# Self-Attention with Trainable Weights

In [12]:
# Step 1: Import necessary libraries
import torch
import torch.nn.functional as F  # Used for softmax

#### Below are the input embeddings where each word/friend has some numerical meaning

In [14]:
# Step 2: Define the input (4 friends, each with 3 features)
# Each row represents one friend (or word in a sentence)
friends = torch.tensor([
    [0.2, 0.4, 0.6],   # Alice
    [0.1, 0.3, 0.5],   # Bob
    [0.9, 0.1, 0.2],   # Charlie
    [0.7, 0.5, 0.9]    # Daisy
])

#### We create three trainable weight matrices for Query, Key, and Value.

- W_Q: Learns how to ask good questions
- W_K: Learns how to describe what each word is about
- W_V: Learns how to give useful information

These are learned during training, its like the model figuring out how to be a better listener over time.

In [16]:
# Step 3: Create trainable weights for Query (Q), Key (K), and Value (V)
# These help the model learn how to focus on relevant information
W_Q = torch.nn.Linear(3, 3, bias=False)
W_K = torch.nn.Linear(3, 3, bias=False)
W_V = torch.nn.Linear(3, 3, bias=False)

#### We apply the weights to the inputs:

- Q: What each word is asking
- K: What each word is offering
- V: The content each word holds

For example, when the model sees "it," the Query helps it ask, "Who are you referring to?"

In [18]:
# Step 4: Generate Q, K, V by applying the weights to the inputs
Q = W_Q(friends)
K = W_K(friends)
V = W_V(friends)

#### We compute how well each query matches each key.

- Q . K^T: Measures similarity between words
- Divide by √(dimension) to stabilize gradients (this is called scaled dot-product)

This gives us raw attention scores stating, how much one word should attend to another.

In [20]:
# Step 5: Calculate attention scores (similarity between Q and K)
# Then scale them to keep values stable
scores = torch.matmul(Q, K.T) / (Q.size(-1) ** 0.5)

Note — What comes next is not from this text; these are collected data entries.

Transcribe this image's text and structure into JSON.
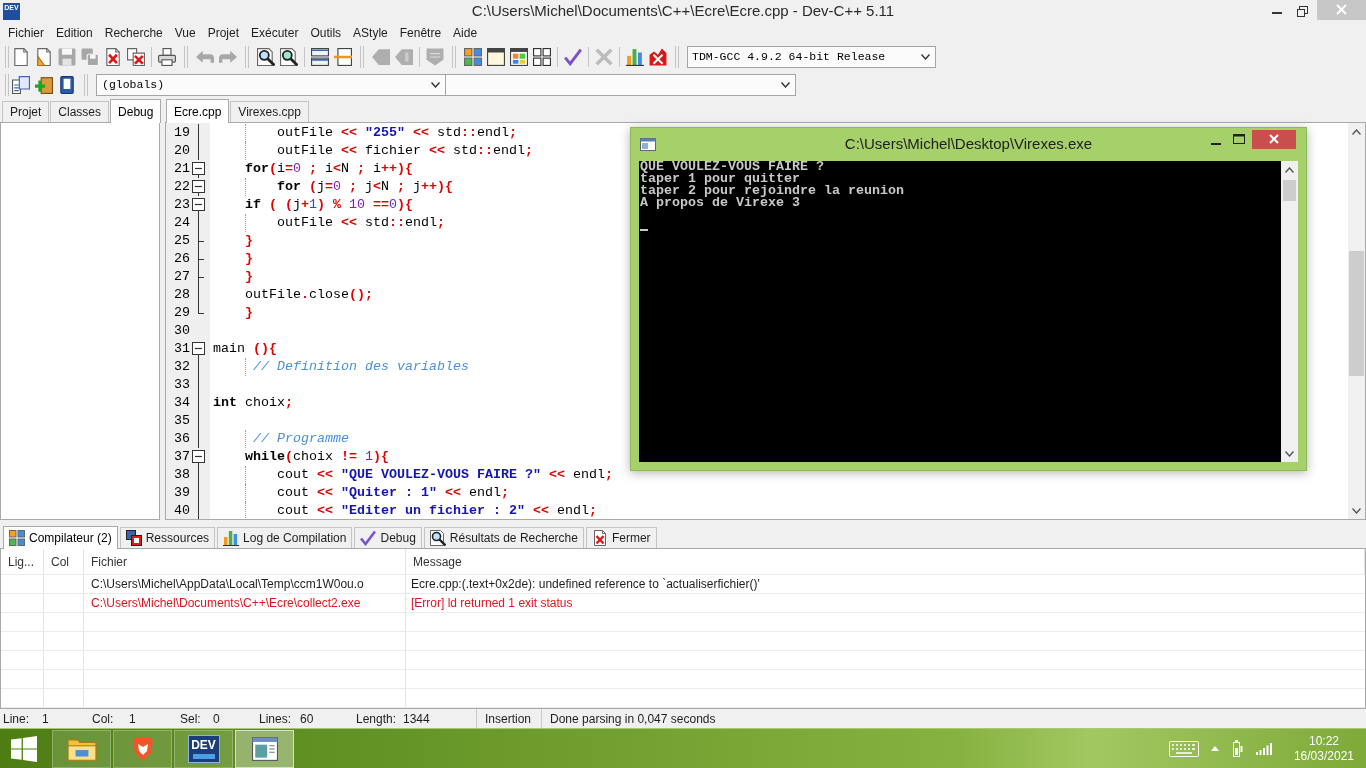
{
  "window": {
    "icon_text": "DEV",
    "title": "C:\\Users\\Michel\\Documents\\C++\\Ecre\\Ecre.cpp - Dev-C++ 5.11"
  },
  "menu": [
    "Fichier",
    "Edition",
    "Recherche",
    "Vue",
    "Projet",
    "Exécuter",
    "Outils",
    "AStyle",
    "Fenêtre",
    "Aide"
  ],
  "main_toolbar": {
    "toolbars": [
      {
        "groups": [
          {
            "buttons": [
              {
                "kind": "page",
                "disabled": false
              },
              {
                "kind": "page_wedge",
                "disabled": false
              },
              {
                "kind": "floppy",
                "disabled": true
              },
              {
                "kind": "floppies",
                "disabled": true
              },
              {
                "kind": "page_cross",
                "disabled": false
              },
              {
                "kind": "pages_cross",
                "disabled": false
              }
            ]
          },
          {
            "buttons": [
              {
                "kind": "printer",
                "disabled": false
              }
            ]
          }
        ]
      },
      {
        "groups": [
          {
            "buttons": [
              {
                "kind": "undo",
                "disabled": true
              },
              {
                "kind": "redo",
                "disabled": true
              }
            ]
          }
        ]
      },
      {
        "groups": [
          {
            "buttons": [
              {
                "kind": "find",
                "disabled": false
              },
              {
                "kind": "find_page",
                "disabled": false
              }
            ]
          },
          {
            "buttons": [
              {
                "kind": "panes",
                "disabled": false
              },
              {
                "kind": "split",
                "disabled": false
              }
            ]
          }
        ]
      },
      {
        "groups": [
          {
            "buttons": [
              {
                "kind": "tag_left",
                "disabled": true
              },
              {
                "kind": "tag_right",
                "disabled": true
              }
            ]
          },
          {
            "buttons": [
              {
                "kind": "badge",
                "disabled": true
              }
            ]
          }
        ]
      },
      {
        "groups": [
          {
            "buttons": [
              {
                "kind": "tiles",
                "disabled": false
              },
              {
                "kind": "window",
                "disabled": false
              },
              {
                "kind": "tiled_window",
                "disabled": false
              },
              {
                "kind": "grid",
                "disabled": false
              }
            ]
          },
          {
            "buttons": [
              {
                "kind": "check",
                "disabled": false
              }
            ]
          },
          {
            "buttons": [
              {
                "kind": "cross",
                "disabled": true
              }
            ]
          },
          {
            "buttons": [
              {
                "kind": "chart",
                "disabled": false
              },
              {
                "kind": "chart_cross",
                "disabled": false
              }
            ]
          }
        ]
      }
    ],
    "compiler_select": "TDM-GCC 4.9.2 64-bit Release"
  },
  "class_toolbar": {
    "buttons": [
      {
        "kind": "pages",
        "disabled": false
      },
      {
        "kind": "plus_box",
        "disabled": false
      },
      {
        "kind": "book",
        "disabled": false
      }
    ],
    "scope_select": "(globals)"
  },
  "side_panel": {
    "tabs": [
      {
        "label": "Projet",
        "selected": false
      },
      {
        "label": "Classes",
        "selected": false
      },
      {
        "label": "Debug",
        "selected": true
      }
    ]
  },
  "editor": {
    "tabs": [
      {
        "label": "Ecre.cpp",
        "selected": true
      },
      {
        "label": "Virexes.cpp",
        "selected": false
      }
    ],
    "lines": [
      {
        "number": "19",
        "kind": "fold_line",
        "tokens": [
          {
            "kind": "plain",
            "text": "        outFile "
          },
          {
            "kind": "symbol",
            "text": "<< "
          },
          {
            "kind": "string",
            "text": "\"255\" "
          },
          {
            "kind": "symbol",
            "text": "<<"
          },
          {
            "kind": "plain",
            "text": " std"
          },
          {
            "kind": "symbol",
            "text": "::"
          },
          {
            "kind": "plain",
            "text": "endl"
          },
          {
            "kind": "symbol",
            "text": ";"
          }
        ]
      },
      {
        "number": "20",
        "kind": "fold_line",
        "tokens": [
          {
            "kind": "plain",
            "text": "        outFile "
          },
          {
            "kind": "symbol",
            "text": "<<"
          },
          {
            "kind": "plain",
            "text": " fichier "
          },
          {
            "kind": "symbol",
            "text": "<<"
          },
          {
            "kind": "plain",
            "text": " std"
          },
          {
            "kind": "symbol",
            "text": "::"
          },
          {
            "kind": "plain",
            "text": "endl"
          },
          {
            "kind": "symbol",
            "text": ";"
          }
        ]
      },
      {
        "number": "21",
        "kind": "fold_open",
        "tokens": [
          {
            "kind": "keyword",
            "text": "    for"
          },
          {
            "kind": "symbol",
            "text": "("
          },
          {
            "kind": "plain",
            "text": "i"
          },
          {
            "kind": "symbol",
            "text": "="
          },
          {
            "kind": "number",
            "text": "0 "
          },
          {
            "kind": "symbol",
            "text": ";"
          },
          {
            "kind": "plain",
            "text": " i"
          },
          {
            "kind": "symbol",
            "text": "<"
          },
          {
            "kind": "plain",
            "text": "N "
          },
          {
            "kind": "symbol",
            "text": ";"
          },
          {
            "kind": "plain",
            "text": " i"
          },
          {
            "kind": "symbol",
            "text": "++){"
          }
        ]
      },
      {
        "number": "22",
        "kind": "fold_open",
        "tokens": [
          {
            "kind": "keyword",
            "text": "        for "
          },
          {
            "kind": "symbol",
            "text": "("
          },
          {
            "kind": "plain",
            "text": "j"
          },
          {
            "kind": "symbol",
            "text": "="
          },
          {
            "kind": "number",
            "text": "0 "
          },
          {
            "kind": "symbol",
            "text": ";"
          },
          {
            "kind": "plain",
            "text": " j"
          },
          {
            "kind": "symbol",
            "text": "<"
          },
          {
            "kind": "plain",
            "text": "N "
          },
          {
            "kind": "symbol",
            "text": ";"
          },
          {
            "kind": "plain",
            "text": " j"
          },
          {
            "kind": "symbol",
            "text": "++){"
          }
        ]
      },
      {
        "number": "23",
        "kind": "fold_open",
        "tokens": [
          {
            "kind": "keyword",
            "text": "    if "
          },
          {
            "kind": "symbol",
            "text": "( ("
          },
          {
            "kind": "plain",
            "text": "j"
          },
          {
            "kind": "symbol",
            "text": "+"
          },
          {
            "kind": "number",
            "text": "1"
          },
          {
            "kind": "symbol",
            "text": ") % "
          },
          {
            "kind": "number",
            "text": "10 "
          },
          {
            "kind": "symbol",
            "text": "=="
          },
          {
            "kind": "number",
            "text": "0"
          },
          {
            "kind": "symbol",
            "text": "){"
          }
        ]
      },
      {
        "number": "24",
        "kind": "fold_line",
        "tokens": [
          {
            "kind": "plain",
            "text": "        outFile "
          },
          {
            "kind": "symbol",
            "text": "<<"
          },
          {
            "kind": "plain",
            "text": " std"
          },
          {
            "kind": "symbol",
            "text": "::"
          },
          {
            "kind": "plain",
            "text": "endl"
          },
          {
            "kind": "symbol",
            "text": ";"
          }
        ]
      },
      {
        "number": "25",
        "kind": "fold_branch",
        "tokens": [
          {
            "kind": "symbol",
            "text": "    }"
          }
        ]
      },
      {
        "number": "26",
        "kind": "fold_branch",
        "tokens": [
          {
            "kind": "symbol",
            "text": "    }"
          }
        ]
      },
      {
        "number": "27",
        "kind": "fold_branch",
        "tokens": [
          {
            "kind": "symbol",
            "text": "    }"
          }
        ]
      },
      {
        "number": "28",
        "kind": "fold_line",
        "tokens": [
          {
            "kind": "plain",
            "text": "    outFile"
          },
          {
            "kind": "symbol",
            "text": "."
          },
          {
            "kind": "plain",
            "text": "close"
          },
          {
            "kind": "symbol",
            "text": "();"
          }
        ]
      },
      {
        "number": "29",
        "kind": "fold_end",
        "tokens": [
          {
            "kind": "symbol",
            "text": "    }"
          }
        ]
      },
      {
        "number": "30",
        "kind": "blank"
      },
      {
        "number": "31",
        "kind": "fold_open",
        "tokens": [
          {
            "kind": "plain",
            "text": "main "
          },
          {
            "kind": "symbol",
            "text": "(){"
          }
        ]
      },
      {
        "number": "32",
        "kind": "fold_line",
        "tokens": [
          {
            "kind": "comment",
            "text": "     // Definition des variables"
          }
        ]
      },
      {
        "number": "33",
        "kind": "fold_line"
      },
      {
        "number": "34",
        "kind": "fold_line",
        "tokens": [
          {
            "kind": "keyword",
            "text": "int"
          },
          {
            "kind": "plain",
            "text": " choix"
          },
          {
            "kind": "symbol",
            "text": ";"
          }
        ]
      },
      {
        "number": "35",
        "kind": "fold_line"
      },
      {
        "number": "36",
        "kind": "fold_line",
        "tokens": [
          {
            "kind": "comment",
            "text": "     // Programme"
          }
        ]
      },
      {
        "number": "37",
        "kind": "fold_open",
        "tokens": [
          {
            "kind": "keyword",
            "text": "    while"
          },
          {
            "kind": "symbol",
            "text": "("
          },
          {
            "kind": "plain",
            "text": "choix "
          },
          {
            "kind": "symbol",
            "text": "!= "
          },
          {
            "kind": "number",
            "text": "1"
          },
          {
            "kind": "symbol",
            "text": "){"
          }
        ]
      },
      {
        "number": "38",
        "kind": "fold_line",
        "tokens": [
          {
            "kind": "plain",
            "text": "        cout "
          },
          {
            "kind": "symbol",
            "text": "<< "
          },
          {
            "kind": "string",
            "text": "\"QUE VOULEZ-VOUS FAIRE ?\" "
          },
          {
            "kind": "symbol",
            "text": "<<"
          },
          {
            "kind": "plain",
            "text": " endl"
          },
          {
            "kind": "symbol",
            "text": ";"
          }
        ]
      },
      {
        "number": "39",
        "kind": "fold_line",
        "tokens": [
          {
            "kind": "plain",
            "text": "        cout "
          },
          {
            "kind": "symbol",
            "text": "<< "
          },
          {
            "kind": "string",
            "text": "\"Quiter : 1\" "
          },
          {
            "kind": "symbol",
            "text": "<<"
          },
          {
            "kind": "plain",
            "text": " endl"
          },
          {
            "kind": "symbol",
            "text": ";"
          }
        ]
      },
      {
        "number": "40",
        "kind": "fold_line",
        "tokens": [
          {
            "kind": "plain",
            "text": "        cout "
          },
          {
            "kind": "symbol",
            "text": "<< "
          },
          {
            "kind": "string",
            "text": "\"Editer un fichier : 2\" "
          },
          {
            "kind": "symbol",
            "text": "<<"
          },
          {
            "kind": "plain",
            "text": " endl"
          },
          {
            "kind": "symbol",
            "text": ";"
          }
        ]
      }
    ]
  },
  "console": {
    "title": "C:\\Users\\Michel\\Desktop\\Virexes.exe",
    "lines": [
      "QUE VOULEZ-VOUS FAIRE ?",
      "taper 1 pour quitter",
      "taper 2 pour rejoindre la reunion",
      "A propos de Virexe 3"
    ]
  },
  "output_panel": {
    "tabs": [
      {
        "label": "Compilateur (2)",
        "kind": "tiles",
        "selected": true
      },
      {
        "label": "Ressources",
        "kind": "overlap",
        "selected": false
      },
      {
        "label": "Log de Compilation",
        "kind": "chart",
        "selected": false
      },
      {
        "label": "Debug",
        "kind": "check",
        "selected": false
      },
      {
        "label": "Résultats de Recherche",
        "kind": "find",
        "selected": false
      },
      {
        "label": "Fermer",
        "kind": "page_cross",
        "selected": false
      }
    ],
    "table": {
      "columns": [
        "Lig...",
        "Col",
        "Fichier",
        "Message"
      ],
      "rows": [
        {
          "file": "C:\\Users\\Michel\\AppData\\Local\\Temp\\ccm1W0ou.o",
          "message": "Ecre.cpp:(.text+0x2de): undefined reference to `actualiserfichier()'",
          "error": false
        },
        {
          "file": "C:\\Users\\Michel\\Documents\\C++\\Ecre\\collect2.exe",
          "message": "[Error] ld returned 1 exit status",
          "error": true
        }
      ]
    }
  },
  "status_bar": [
    {
      "label": "Line:",
      "value": "1"
    },
    {
      "label": "Col:",
      "value": "1"
    },
    {
      "label": "Sel:",
      "value": "0"
    },
    {
      "label": "Lines:",
      "value": "60"
    },
    {
      "label": "Length:",
      "value": "1344"
    },
    {
      "value": "Insertion"
    },
    {
      "value": "Done parsing in 0,047 seconds"
    }
  ],
  "taskbar": {
    "apps": [
      {
        "kind": "folder",
        "selected": false
      },
      {
        "kind": "shield",
        "selected": false
      },
      {
        "kind": "dev",
        "label": "DEV",
        "selected": false
      },
      {
        "kind": "window",
        "selected": true
      }
    ],
    "clock": {
      "time": "10:22",
      "date": "16/03/2021"
    }
  }
}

#### We convert raw scores into probabilities using softmax
So now each word knows:
"I’ll listen 70% to ‘Alice’, 20% to ‘Bob’, 10% to others.”

In [26]:
# Step 6: Convert scores to attention weights using softmax
attention_weights = F.softmax(scores, dim=1)

#### We take the weighted sum of Values.

Each word combines other's content, based on how much attention it paid, this is the final contextual embedding.

In [30]:
# Step 7: Use attention weights to get the final output (context-aware representations)
output = torch.matmul(attention_weights, V)

# Step 8: Print the result
print("What the model understood:\n", output)

What the model understood:
 tensor([[ 0.5762, -0.3826, -0.2915],
        [ 0.5757, -0.3829, -0.2920],
        [ 0.5800, -0.3864, -0.2945],
        [ 0.5799, -0.3821, -0.2896]], grad_fn=<MmBackward0>)


#### What does this output mean?
- Each row is the updated version of a word after it has "listened" to the others.
- The model now understands each word not just on its own, but in the context of the whole sentence.
- These vectors will be used in the next layers to help the model make smarter decisions, like predicting the next word or answering questions.